By Lisa Kaczke Edina (MN) Sun Current, June 18, 2013
Christine Clifford’s first thought when she heard her breast cancer had returned after a 20-year absence was that God thought she needed new material for her comedy.
The Edina resident is the force behind Edina-based organizations The Cancer Club and Divorcing Divas. Having experienced divorce twice and now cancer a second time, her mission in life is to help people get through the tough times and realize that “life goes on,” she said.
“Don’t forget to laugh,” she suggested.
Twenty years ago, Clifford was a “stressed-out marketing executive” for an international company – meaning she was staying in hotels for 200 nights a year. She never imagined her future would be filled with drawing humorous cartoons and writing humorous books about cancer.
“Laughing is a part of everyday life,” but cancer is so serious that people forget they have a regular life that includes laughter, she said. She suggests people embrace life and the problems that come with it.
“The sooner you find humor, the easier it is to get through it,” she said.
During her first year of treatment for cancer two decades ago, she worked on her first book, “Not Now…I’m Having a No Hair Day.” She began The Cancer Club after its publication to provide humorous and helpful products for people with cancer. Her latest book is entitled, “Laugh Til It Heals: Notes from the World’s Funniest Cancer Mailbox.”

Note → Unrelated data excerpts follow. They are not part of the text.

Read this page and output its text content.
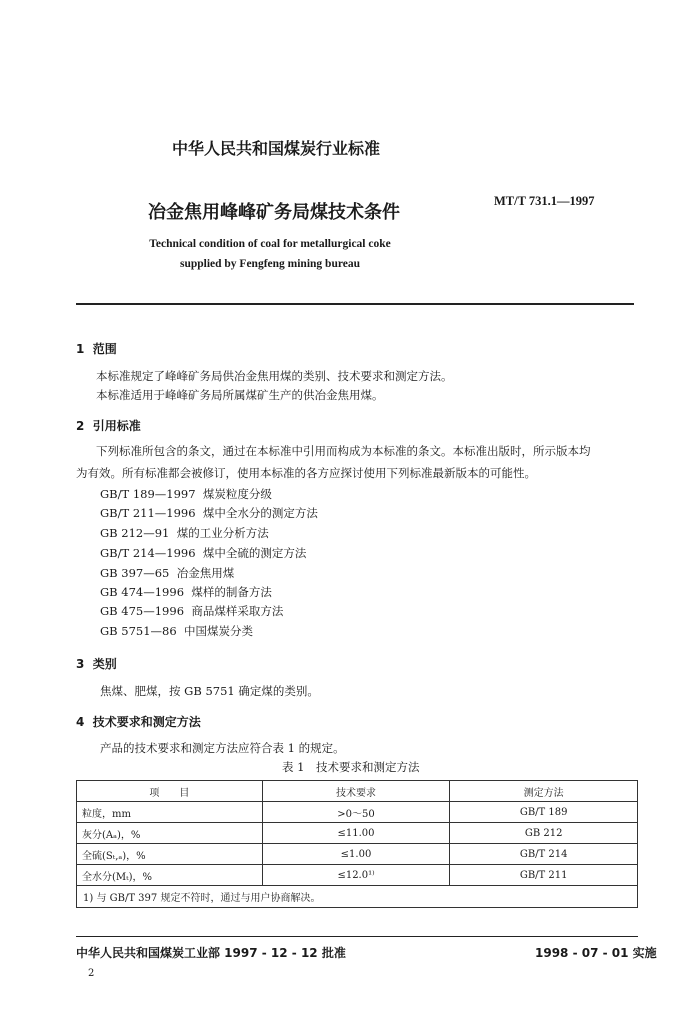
中华人民共和国煤炭行业标准
冶金焦用峰峰矿务局煤技术条件
MT/T 731.1—1997
Technical condition of coal for metallurgical coke
supplied by Fengfeng mining bureau
1 范围
本标准规定了峰峰矿务局供冶金焦用煤的类别、技术要求和测定方法。
本标准适用于峰峰矿务局所属煤矿生产的供冶金焦用煤。
2 引用标准
下列标准所包含的条文，通过在本标准中引用而构成为本标准的条文。本标准出版时，所示版本均
为有效。所有标准都会被修订，使用本标准的各方应探讨使用下列标准最新版本的可能性。
GB/T 189—1997 煤炭粒度分级
GB/T 211—1996 煤中全水分的测定方法
GB 212—91 煤的工业分析方法
GB/T 214—1996 煤中全硫的测定方法
GB 397—65 冶金焦用煤
GB 474—1996 煤样的制备方法
GB 475—1996 商品煤样采取方法
GB 5751—86 中国煤炭分类
3 类别
焦煤、肥煤，按 GB 5751 确定煤的类别。
4 技术要求和测定方法
产品的技术要求和测定方法应符合表 1 的规定。
表 1　技术要求和测定方法
项　　目	技术要求	测定方法
粒度，mm	>0～50	GB/T 189
灰分(Aₐ)，%	≤11.00	GB 212
全硫(Sₜ,ₐ)，%	≤1.00	GB/T 214
全水分(Mₜ)，%	≤12.0¹⁾	GB/T 211
1) 与 GB/T 397 规定不符时，通过与用户协商解决。		
中华人民共和国煤炭工业部 1997 - 12 - 12 批准	1998 - 07 - 01 实施
2
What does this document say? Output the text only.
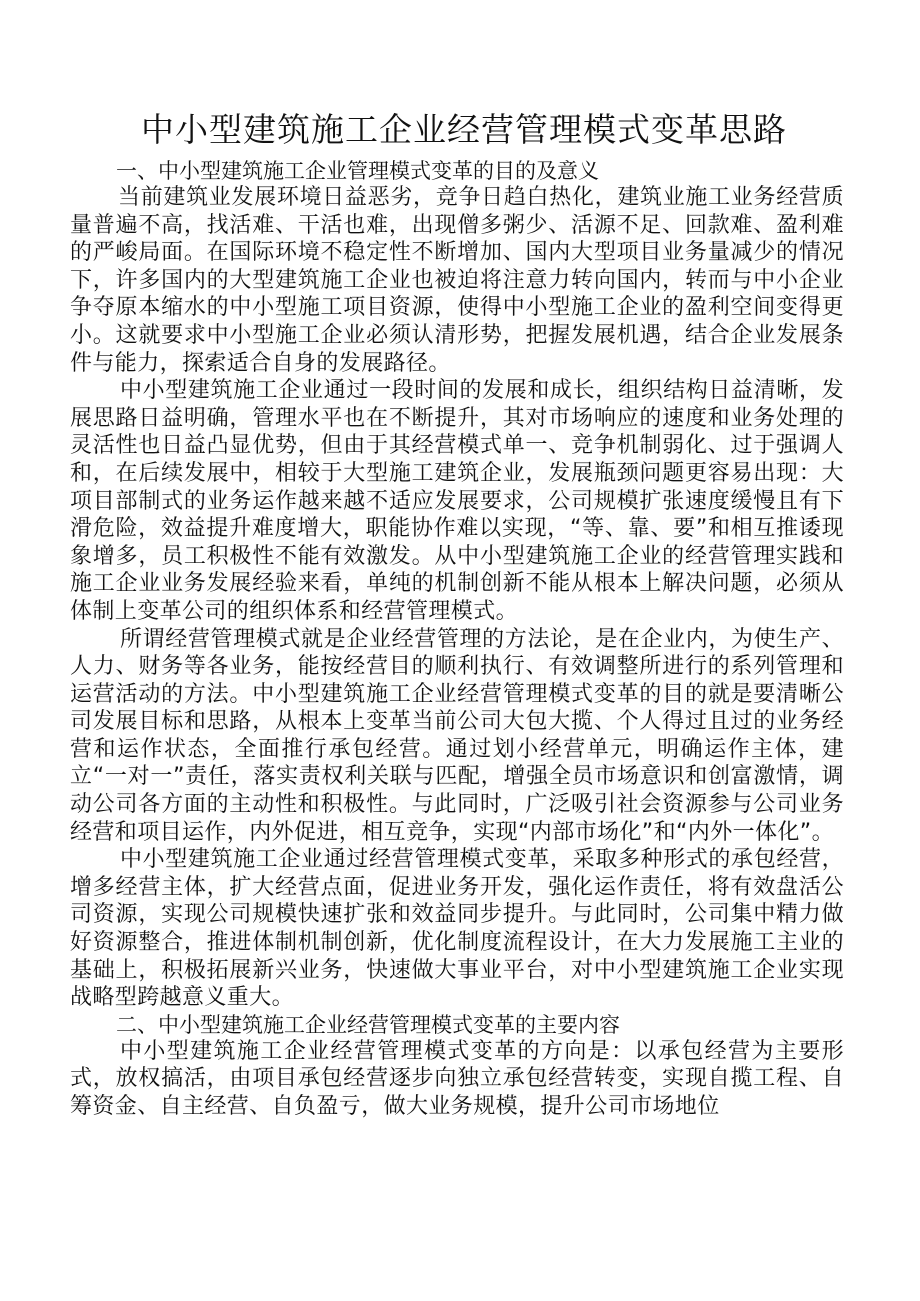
中小型建筑施工企业经营管理模式变革思路

一、中小型建筑施工企业管理模式变革的目的及意义

当前建筑业发展环境日益恶劣，竞争日趋白热化，建筑业施工业务经营质量普遍不高，找活难、干活也难，出现僧多粥少、活源不足、回款难、盈利难的严峻局面。在国际环境不稳定性不断增加、国内大型项目业务量减少的情况下，许多国内的大型建筑施工企业也被迫将注意力转向国内，转而与中小企业争夺原本缩水的中小型施工项目资源，使得中小型施工企业的盈利空间变得更小。这就要求中小型施工企业必须认清形势，把握发展机遇，结合企业发展条件与能力，探索适合自身的发展路径。

中小型建筑施工企业通过一段时间的发展和成长，组织结构日益清晰，发展思路日益明确，管理水平也在不断提升，其对市场响应的速度和业务处理的灵活性也日益凸显优势，但由于其经营模式单一、竞争机制弱化、过于强调人和，在后续发展中，相较于大型施工建筑企业，发展瓶颈问题更容易出现：大项目部制式的业务运作越来越不适应发展要求，公司规模扩张速度缓慢且有下滑危险，效益提升难度增大，职能协作难以实现，“等、靠、要”和相互推诿现象增多，员工积极性不能有效激发。从中小型建筑施工企业的经营管理实践和施工企业业务发展经验来看，单纯的机制创新不能从根本上解决问题，必须从体制上变革公司的组织体系和经营管理模式。

所谓经营管理模式就是企业经营管理的方法论，是在企业内，为使生产、人力、财务等各业务，能按经营目的顺利执行、有效调整所进行的系列管理和运营活动的方法。中小型建筑施工企业经营管理模式变革的目的就是要清晰公司发展目标和思路，从根本上变革当前公司大包大揽、个人得过且过的业务经营和运作状态，全面推行承包经营。通过划小经营单元，明确运作主体，建立“一对一”责任，落实责权利关联与匹配，增强全员市场意识和创富激情，调动公司各方面的主动性和积极性。与此同时，广泛吸引社会资源参与公司业务经营和项目运作，内外促进，相互竞争，实现“内部市场化”和“内外一体化”。

中小型建筑施工企业通过经营管理模式变革，采取多种形式的承包经营，增多经营主体，扩大经营点面，促进业务开发，强化运作责任，将有效盘活公司资源，实现公司规模快速扩张和效益同步提升。与此同时，公司集中精力做好资源整合，推进体制机制创新，优化制度流程设计，在大力发展施工主业的基础上，积极拓展新兴业务，快速做大事业平台，对中小型建筑施工企业实现战略型跨越意义重大。

二、中小型建筑施工企业经营管理模式变革的主要内容

中小型建筑施工企业经营管理模式变革的方向是：以承包经营为主要形式，放权搞活，由项目承包经营逐步向独立承包经营转变，实现自揽工程、自筹资金、自主经营、自负盈亏，做大业务规模，提升公司市场地位
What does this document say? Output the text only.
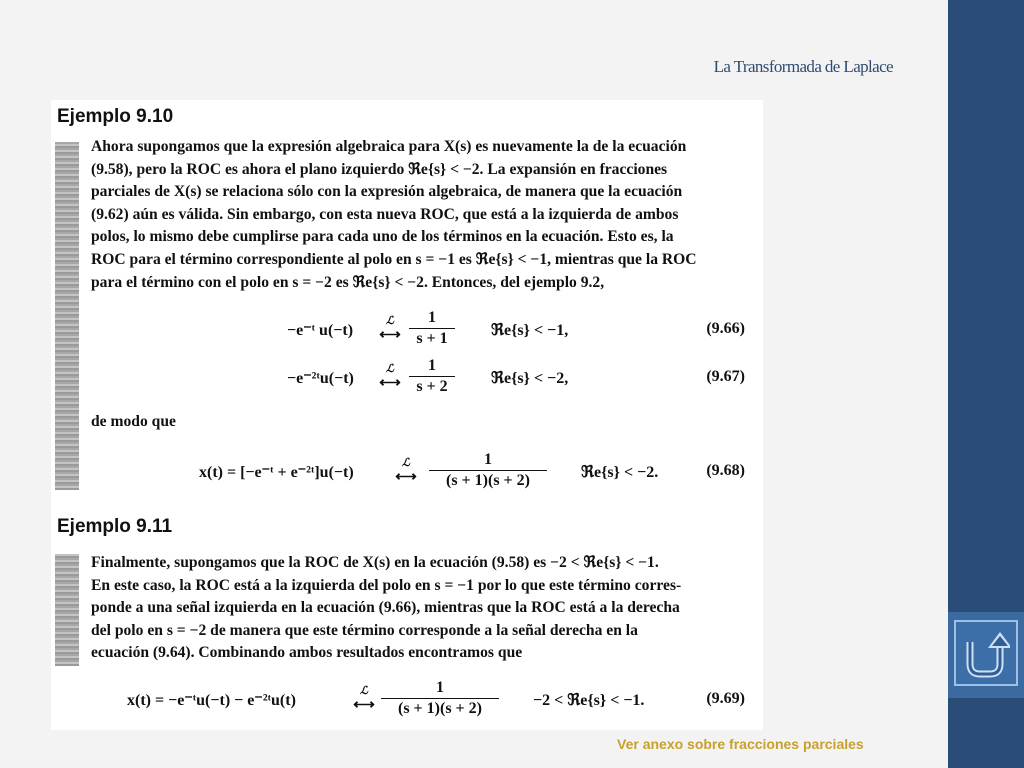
La Transformada de Laplace
Ejemplo 9.10
Ahora supongamos que la expresión algebraica para X(s) es nuevamente la de la ecuación
(9.58), pero la ROC es ahora el plano izquierdo ℜe{s} < −2. La expansión en fracciones
parciales de X(s) se relaciona sólo con la expresión algebraica, de manera que la ecuación
(9.62) aún es válida. Sin embargo, con esta nueva ROC, que está a la izquierda de ambos
polos, lo mismo debe cumplirse para cada uno de los términos en la ecuación. Esto es, la
ROC para el término correspondiente al polo en s = −1 es ℜe{s} < −1, mientras que la ROC
para el término con el polo en s = −2 es ℜe{s} < −2. Entonces, del ejemplo 9.2,
−e⁻ᵗ u(−t)
ℒ
⟷ $\frac{1}{s + 1}$ ℜe{s} < −1,	(9.66)
−e⁻²ᵗu(−t)
ℒ
⟷ $\frac{1}{s + 2}$ ℜe{s} < −2,	(9.67)
de modo que
x(t) = [−e⁻ᵗ + e⁻²ᵗ]u(−t)
ℒ
⟷ $\frac{1}{(s + 1)(s + 2)}$ ℜe{s} < −2.	(9.68)
Ejemplo 9.11
Finalmente, supongamos que la ROC de X(s) en la ecuación (9.58) es −2 < ℜe{s} < −1.
En este caso, la ROC está a la izquierda del polo en s = −1 por lo que este término corres-
ponde a una señal izquierda en la ecuación (9.66), mientras que la ROC está a la derecha
del polo en s = −2 de manera que este término corresponde a la señal derecha en la
ecuación (9.64). Combinando ambos resultados encontramos que
x(t) = −e⁻ᵗu(−t) − e⁻²ᵗu(t)
ℒ
⟷ $\frac{1}{(s + 1)(s + 2)} -2$ < ℜe{s} < −1.	(9.69)
Ver anexo sobre fracciones parciales
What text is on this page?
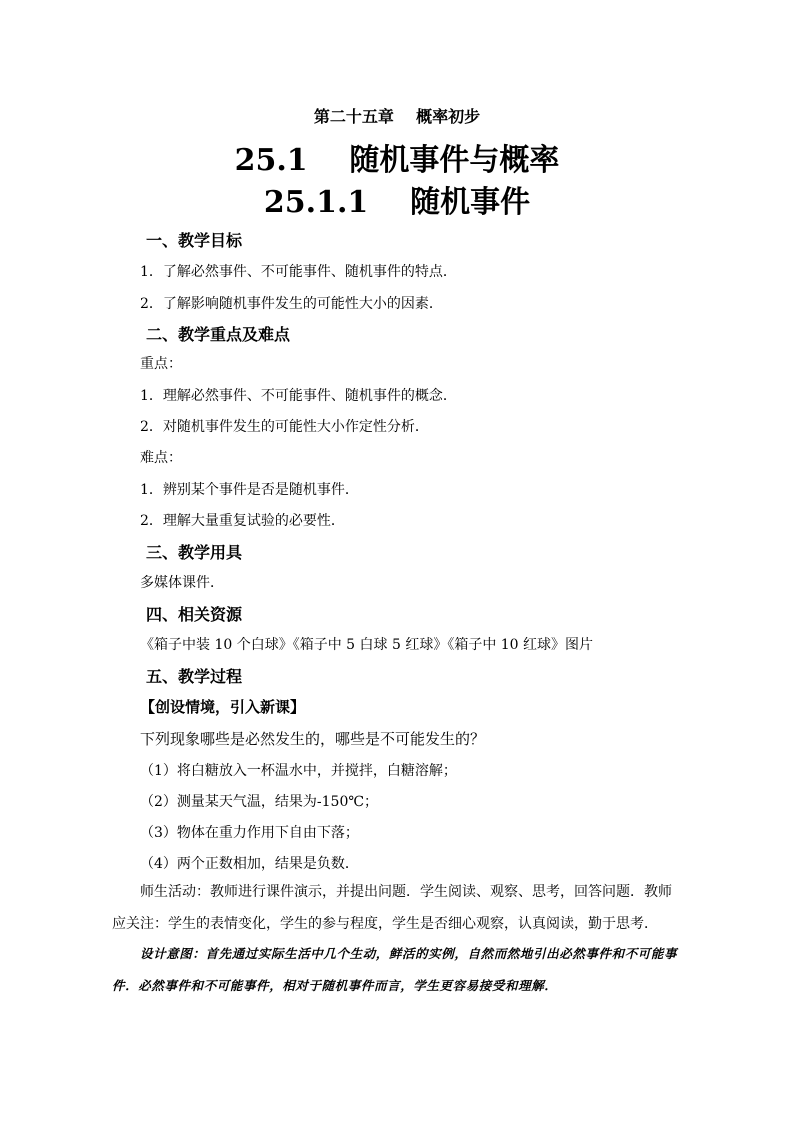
第二十五章    概率初步
25.1    随机事件与概率
25.1.1    随机事件
一、教学目标
1．了解必然事件、不可能事件、随机事件的特点．
2．了解影响随机事件发生的可能性大小的因素．
二、教学重点及难点
重点：
1．理解必然事件、不可能事件、随机事件的概念．
2．对随机事件发生的可能性大小作定性分析．
难点：
1．辨别某个事件是否是随机事件．
2．理解大量重复试验的必要性．
三、教学用具
多媒体课件．
四、相关资源
《箱子中装 10 个白球》《箱子中 5 白球 5 红球》《箱子中 10 红球》图片
五、教学过程
【创设情境，引入新课】
下列现象哪些是必然发生的，哪些是不可能发生的？
（1）将白糖放入一杯温水中，并搅拌，白糖溶解；
（2）测量某天气温，结果为-150℃；
（3）物体在重力作用下自由下落；
（4）两个正数相加，结果是负数．
师生活动：教师进行课件演示，并提出问题．学生阅读、观察、思考，回答问题．教师应关注：学生的表情变化，学生的参与程度，学生是否细心观察，认真阅读，勤于思考．
设计意图：首先通过实际生活中几个生动，鲜活的实例，自然而然地引出必然事件和不可能事件．必然事件和不可能事件，相对于随机事件而言，学生更容易接受和理解．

Many things have changed for Clifford in the 20 years between cancer treatments.
She found out she carries the BRCA gene and is at a higher risk for breast cancer, which was devastating to know, she said. Clifford’s mother
was diagnosed with breast cancer at age 38, dying at 42, and her sister, who also carries the gene,was diagnosed with ovarian cancer three years ago.
When she found out her breast cancer had returned, she chose to have a double mastectomy in June because of the higher risk. She’ll now undergo five months of chemotherapy.
Facing cancer a second time has been devastating, and she’s taken it harder this time than she did the first time, she said. She’s older and knows what she’s going to go through with chemotherapy. The first time she fought cancer, she was the mother of two young boys, surrounded by their laughter, and was married with a supportive husband.
She also had a mastectomy this time – the first time she had a lumpectomy, radiation and chemotherapy. However, the medications have improved in the last 20 years and the surgery was better than what her mother went through, she said.
It’s difficult, but Clifford knows she has the love and support of a community, she said. When she was diagnosed a second time, she vowed that if someone said they were going to stop by to see her, she will stop what she’s doing and spend time with her family and friends. The silver lining of cancer is that she knows she’s blessed to be surrounded by people who want her in their lives.
“I want to spend every minute with people that I love,” she said.
She suggests cancer patients take the help when it’s offered by family and friends, she said.
Although she has felt the love and support for her battle with cancer, she found that when divorcing, people tend to shy away from showing support because they don’t know what to say or do.
That’s when the idea of Divorcing Divas came to her.
Divorce was sad to go through because Clifford thought she’d live in Edina with a white picket fence, watching grandchildren grow up with a husband of 60 years.
However, Clifford felt empowered when she divorced – like she was taking control. It made her wonder what she did that made her feel strong while friends and colleagues went into depressions due to divorce.
Clifford is a brand consultant, operating Christine Clifford Enterprises, and she realized that her business background caused her to go through divorce with systematic steps, creating a team of an attorney, financial advisor and psychologist to help her.
She began Divorcing Divas to offer an opportunity for people going through divorce to have access to resources to help them. Her annual Happily Ever After conference, which meets Oct. 26 in St. Louis Park this year, brings together financial advisors, psychologists and professionals to discuss parenting plans.
In addition to providing education and support, it also connects people who are going through divorce so they can see that they aren’t alone.
She’s also added her humor to divorce, authoring “The Clue Phone’s Ringing and It’s For You.”